If the five Labour council leaders in Tees Valley, made up of Darlington, Hartlepool, Middlesbrough, Stockton and Redcar & Cleveland, had followed the example of their comrades in the rest of the North East and rejected a devolution deal in 2016 there would have been no devolution and no mayor in Tees Valley.
Houchen would, very possibly, have remained an obscure opposition councillor on Stockton Council.
“No mayor, no deal; no deal, no money”
The five Tees Valley councils, however, had a history of mutual cooperation and a willingness to work with the government, even if it was a Tory government. They didn’t want a mayor any more than their neighbours to the north did but prioritised the funding. As one council leader put it to this author: “No mayor, no deal; no deal no money.”
When Houchen was selected as the Conservative Party’s candidate for mayor in the May 2017 election he was very much the underdog. Though not as solidly Labour as the region’s other conurbation to the north, Tyne & Wear, Tees Valley was a predominantly Labour area, The party held 137 of the 243 seats on the five councils and had an absolute majority on four of them, falling just short in Redcar & Cleveland.
But Houchen fought a brilliantly unconventional campaign, largely ignoring the economic development which was supposed to be the principal purpose of mayors and the combined authorities which they head.
Instead, he focused on three topics which he judged, correctly, to be of more interest to the voters of Tees Valley:
- He attacked the Cleveland Police and Crime Commissioner relentlessly and called for the setting up of an independent commission to review the structure of the force, which he regarded as failing. He turned out to be right when, in September 2019, it was graded inadequate by HM Inspectorate in all three areas assessed – effectiveness, efficiency and legitimacy;
- He promised to buy back and revitalise the struggling Durham Tees Valley Airport, in which the five local councils and Durham County Council had a minority share. After the election he fulfilled his promise against the initial opposition of the council leaders, who now made up his cabinet.
He did so by appealing over the heads of the cabinet directly to the voters. He mounted an adroit PR campaign culminating in a cabinet meeting in a local hotel conference room booked specially for the occasion. Hundreds of supporters of the airport plan and a bank of TV cameras crowded in see the hapless council leaders vote reluctantly for the purchase. After the vote Houchen was magnanimous in victory.
He had combined political, professional and PR skills to find a way of spending £40mn on a project which required the unanimous support of his cabinet and which they had all earlier opposed. He was publicly gracious in victory, defending his cabinet against criticism and saying the deal had been improved by their robust scrutiny. He had made the most of the opportunity to display leadership before the largest possible audience.
Populist
- Most bizarrely, Houchen pledged to campaign for Protected Designation of Origin (PDO) status for the Teesside parmo. “We should be proud of the things we produce, including the world famous parmo”, he told a local paper.
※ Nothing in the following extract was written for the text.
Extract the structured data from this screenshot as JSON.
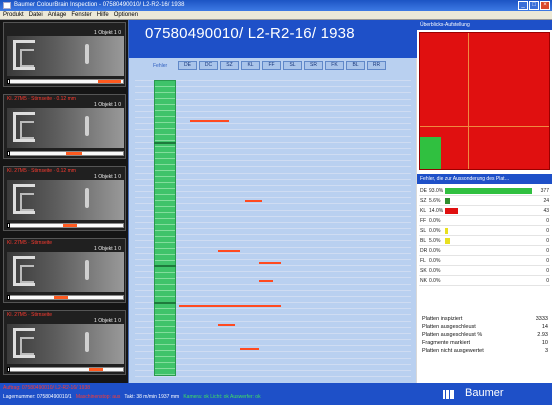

This led to mixed reactions, to say the least. A political opponent of Houchen told this author mockingly:
“It’s a local delicacy, probably about 3,000 calories of pork escallop covered in cheese, deep-fried…best served up after people have had several gallons of beer at 2 o’clock in the morning.”
For an ally of the mayor, though, mockery of the parmo is replaced by admiration of the way that the mayor continued to exploit it in office:
“The parmo is populist and fun”, he said. “and he [Houchen] made the Chief Secretary to the Treasury [Liz Truss] eat a parmo in public, on video…The day he gets Theresa May [then Prime Minister] to eat a parmo I think he’ll have completely succeeded.”
He qualified his description of Houchen’s campaign as populist by adding: “It certainly caught the mood of politics. It wasn’t extreme; it wasn’t populist on things like immigration and race and things like that. It was populist in economic terms though…Ben definitely ran a populist campaign, but populist should not be used as some kind of pejorative statement. Just because it’s populist doesn’t mean it’s wrong.”
Theresa May never did eat a parmo as far as is known, though Boris Johnson might have done on one of his mutual-support visits to Houchen in Tees Valley.
The parmo should probably go down in history as one of the few delicacies (if that is what it is) to have played a part in winning a UK election, for Houchen went on to defeat his Labour opponent, the leader of Redcar & Cleveland, by the narrowest of margins. The rest, as they say, is history.